A Better Way to Find the Right OER
By tapping into a free Web service that turns learning objectives into search terms, a DeVry professor is helping instructors identify the best open educational resources for their courses.
- By Dian Schaffhauser
- 09/02/15
For a lot of educators who want to use open educational resources (OER), the challenge is finding the "good stuff." Useful lessons, textbooks and whole courses may be freely available online, but pinpointing the ones that can really help students with a particular learning objective can become a major hurdle to their adoption.
Russ Walker is an advocate for OER usage at DeVry University Long Beach as a professor in the College of Business & Management. He especially likes OER for supplemental materials. "Very often a textbook or other resources that are built into the course don't quite hit a learning objective right on the head," he noted. Students often come at the content with their own perspectives, interests and backgrounds, and they may need to learn a concept "in another way or from another viewpoint," he said, or they may just need a review on a topic they haven't worked with in a long time. So Walker does what he can to "provide a variety of resources, including OER."
Gradually, he realized that he was spending too much time "discovering and evaluating" OER. "We've really moved from the problem of scarcity to the problem of abundance," he said. "The major challenge in most cases is, how do you find the good stuff out there when it's scattered in many different repositories and it's not always indexed in the same way?"
Building an OER Assistant
A problem with current OER repositories, such as MERLOT II (with 62,204 possible results), OER Commons (with 44,327 post-secondary results) and OpenStax CNX (with 1,545 books), is that they lack "a good, consistent way of reviewing and rating," Walker said. "Most of the materials out there still are not reviewed [or] rated in a meaningful, helpful way."
As a former software developer, Walker decided to build a system that could "semi-automate" the selection of OER for himself and his colleagues. The results turned into his PhD dissertation, tested by some 50-plus faculty members within the DeVry university system. Now although "OER Assistant" is used only by Walker himself and "a few other colleagues on the Long Beach campus," the basics of the project are worth considering for any institution struggling to gain traction with OER usage.
Searching by Learning Objective
The OER Assistant works like this: An educator copies and pastes a learning objective from a particular course into a simple form.

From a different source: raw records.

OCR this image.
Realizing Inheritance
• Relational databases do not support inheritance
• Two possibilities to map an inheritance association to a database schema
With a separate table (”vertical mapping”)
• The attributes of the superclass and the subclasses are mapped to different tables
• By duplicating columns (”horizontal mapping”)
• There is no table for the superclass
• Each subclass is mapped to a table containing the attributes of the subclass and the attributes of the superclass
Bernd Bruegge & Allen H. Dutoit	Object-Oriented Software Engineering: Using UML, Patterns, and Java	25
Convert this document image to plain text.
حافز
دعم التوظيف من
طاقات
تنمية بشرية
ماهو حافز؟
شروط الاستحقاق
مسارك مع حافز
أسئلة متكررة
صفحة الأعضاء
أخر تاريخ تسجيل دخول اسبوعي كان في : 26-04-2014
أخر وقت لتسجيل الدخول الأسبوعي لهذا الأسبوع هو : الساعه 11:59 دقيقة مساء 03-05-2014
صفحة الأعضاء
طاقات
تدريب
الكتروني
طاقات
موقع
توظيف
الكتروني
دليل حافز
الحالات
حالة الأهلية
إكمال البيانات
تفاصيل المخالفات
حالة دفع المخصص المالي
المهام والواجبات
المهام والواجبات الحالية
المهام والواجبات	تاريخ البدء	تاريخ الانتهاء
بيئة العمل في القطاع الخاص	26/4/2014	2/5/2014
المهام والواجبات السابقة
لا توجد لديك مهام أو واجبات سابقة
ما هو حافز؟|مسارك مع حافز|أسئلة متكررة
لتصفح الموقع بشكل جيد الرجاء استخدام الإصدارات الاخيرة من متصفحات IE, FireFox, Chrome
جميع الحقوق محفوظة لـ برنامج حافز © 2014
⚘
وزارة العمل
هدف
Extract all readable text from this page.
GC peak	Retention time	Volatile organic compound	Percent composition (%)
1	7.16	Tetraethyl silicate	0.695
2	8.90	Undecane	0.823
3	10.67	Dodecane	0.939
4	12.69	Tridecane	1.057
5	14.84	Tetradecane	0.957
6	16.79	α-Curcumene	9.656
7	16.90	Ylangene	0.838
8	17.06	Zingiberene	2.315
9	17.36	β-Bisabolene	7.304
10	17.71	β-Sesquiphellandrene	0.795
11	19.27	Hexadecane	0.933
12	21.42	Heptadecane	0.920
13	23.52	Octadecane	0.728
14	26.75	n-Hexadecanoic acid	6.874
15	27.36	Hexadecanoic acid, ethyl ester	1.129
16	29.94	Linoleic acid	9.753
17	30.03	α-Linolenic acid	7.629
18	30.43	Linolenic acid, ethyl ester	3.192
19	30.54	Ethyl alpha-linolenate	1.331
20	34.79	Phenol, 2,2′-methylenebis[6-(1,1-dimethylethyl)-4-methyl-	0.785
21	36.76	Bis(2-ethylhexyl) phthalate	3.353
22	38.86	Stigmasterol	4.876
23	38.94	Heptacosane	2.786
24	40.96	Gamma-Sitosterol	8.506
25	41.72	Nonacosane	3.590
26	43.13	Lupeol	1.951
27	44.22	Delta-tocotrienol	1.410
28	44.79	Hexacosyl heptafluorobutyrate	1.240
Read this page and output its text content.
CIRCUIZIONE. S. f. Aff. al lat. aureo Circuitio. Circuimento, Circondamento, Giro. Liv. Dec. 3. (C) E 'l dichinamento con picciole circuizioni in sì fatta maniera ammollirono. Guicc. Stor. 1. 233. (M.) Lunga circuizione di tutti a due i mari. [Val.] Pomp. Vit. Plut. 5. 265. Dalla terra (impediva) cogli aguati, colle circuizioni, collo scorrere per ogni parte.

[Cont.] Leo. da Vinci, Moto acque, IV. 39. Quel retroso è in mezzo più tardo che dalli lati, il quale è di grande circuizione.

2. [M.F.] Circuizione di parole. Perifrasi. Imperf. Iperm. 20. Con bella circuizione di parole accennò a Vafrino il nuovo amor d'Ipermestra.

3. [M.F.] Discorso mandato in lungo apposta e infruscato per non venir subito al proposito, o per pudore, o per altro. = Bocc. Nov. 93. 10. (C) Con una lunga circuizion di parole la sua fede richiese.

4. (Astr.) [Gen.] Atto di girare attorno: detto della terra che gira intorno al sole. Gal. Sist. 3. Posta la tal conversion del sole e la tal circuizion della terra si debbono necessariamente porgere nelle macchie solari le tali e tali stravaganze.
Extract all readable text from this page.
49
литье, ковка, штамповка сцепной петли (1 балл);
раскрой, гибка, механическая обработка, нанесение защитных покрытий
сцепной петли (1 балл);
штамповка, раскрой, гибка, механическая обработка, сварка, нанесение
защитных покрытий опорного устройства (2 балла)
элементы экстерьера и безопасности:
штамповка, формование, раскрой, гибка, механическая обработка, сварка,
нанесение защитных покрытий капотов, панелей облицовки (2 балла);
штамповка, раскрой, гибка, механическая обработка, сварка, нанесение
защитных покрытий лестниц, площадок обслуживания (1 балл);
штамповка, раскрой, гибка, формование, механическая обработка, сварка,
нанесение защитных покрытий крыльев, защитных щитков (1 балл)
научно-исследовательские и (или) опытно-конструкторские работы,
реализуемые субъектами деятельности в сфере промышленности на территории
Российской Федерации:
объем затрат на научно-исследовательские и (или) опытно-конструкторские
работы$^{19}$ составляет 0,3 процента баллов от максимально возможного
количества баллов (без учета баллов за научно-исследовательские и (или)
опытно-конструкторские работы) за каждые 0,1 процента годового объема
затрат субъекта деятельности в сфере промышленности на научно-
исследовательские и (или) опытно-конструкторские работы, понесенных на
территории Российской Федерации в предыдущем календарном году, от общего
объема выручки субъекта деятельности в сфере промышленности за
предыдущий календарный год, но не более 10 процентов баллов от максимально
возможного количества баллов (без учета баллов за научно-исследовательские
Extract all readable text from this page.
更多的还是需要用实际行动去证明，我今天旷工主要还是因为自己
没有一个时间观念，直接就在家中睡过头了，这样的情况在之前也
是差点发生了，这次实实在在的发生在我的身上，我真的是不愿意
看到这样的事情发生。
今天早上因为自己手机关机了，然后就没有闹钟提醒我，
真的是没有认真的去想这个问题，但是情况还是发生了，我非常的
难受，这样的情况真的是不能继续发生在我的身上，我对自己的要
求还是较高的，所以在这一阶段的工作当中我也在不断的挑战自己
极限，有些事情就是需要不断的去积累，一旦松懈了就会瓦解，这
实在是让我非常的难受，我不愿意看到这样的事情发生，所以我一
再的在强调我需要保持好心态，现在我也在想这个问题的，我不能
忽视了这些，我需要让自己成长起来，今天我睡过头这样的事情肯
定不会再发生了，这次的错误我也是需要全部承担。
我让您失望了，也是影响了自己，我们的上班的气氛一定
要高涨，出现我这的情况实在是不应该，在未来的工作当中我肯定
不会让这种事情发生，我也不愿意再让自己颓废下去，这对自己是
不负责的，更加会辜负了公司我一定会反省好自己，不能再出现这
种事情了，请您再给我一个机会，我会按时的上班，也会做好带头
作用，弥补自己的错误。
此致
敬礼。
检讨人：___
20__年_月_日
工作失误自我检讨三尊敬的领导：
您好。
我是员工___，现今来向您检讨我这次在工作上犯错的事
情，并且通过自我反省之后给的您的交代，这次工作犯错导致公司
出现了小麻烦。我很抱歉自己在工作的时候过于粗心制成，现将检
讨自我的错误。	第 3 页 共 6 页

The text of the objective is automatically fed into a Web service that extracts key phrases and uses them as search terms in several OER repositories, and the results are displayed in a ranked order.
OER Assistant takes the text of a learning objective and allows the users to specify which repository to search.
Walker experimented with a number of keyword phrase extractors to use in the OER Assistant, and settled on a Web-based extraction system from Alchemy API, an IBM company. Alchemy's can be tested online, and it's also available as a free AlchemyAPI Key that's limited to a thousand daily transactions and can be added by developers to their data apps.
"It's pretty amazing what modern machine learning technology can do as far as parsing a chunk of text into meaningful phrases," Walker observed. "We're not terribly good at coming up with search terms. But machines can do those things for us. If you then bring some possibilities right under our nose, it's a little easier for us to say, 'Oh, yeah, that looks good, and that looks good.'"
Filtering Results
The results offered by OER Assistant still need to be evaluated by the instructor to figure out which ones to recommend to students. But just that layer of filtering, Walker noted, is enough to "really smooth the process and make it much easier for people to take advantage of what's already out there."
Search results are ranked according to how well they match the phrases extracted from the learning objective.
A user might end up with a hundred results. From there it can be a bit of a slog to "plow through," he admitted, but "if you find something you can use in the top 10, then fantastic, there's no real reason to look at the others."
The advantage is that Walker's algorithm for ranking the results isn't nearly as secretive as Google's. If a result has rankings from the source OER repository, it gets ranked higher. And if it hits on multiple key phrases extracted from the learning objective, that pushes it higher in the list too.
The approach taken by Walker is something he believes others could replicate. "I've just pulled together some available resources and put them to a particular task," he explained. "I think this is something that many folks could easily recreate on their own. Maybe with their own particular tweak to how it displays the results or what repositories are searched and so on."
His advice: "Wire some things together and get started helping people find resources."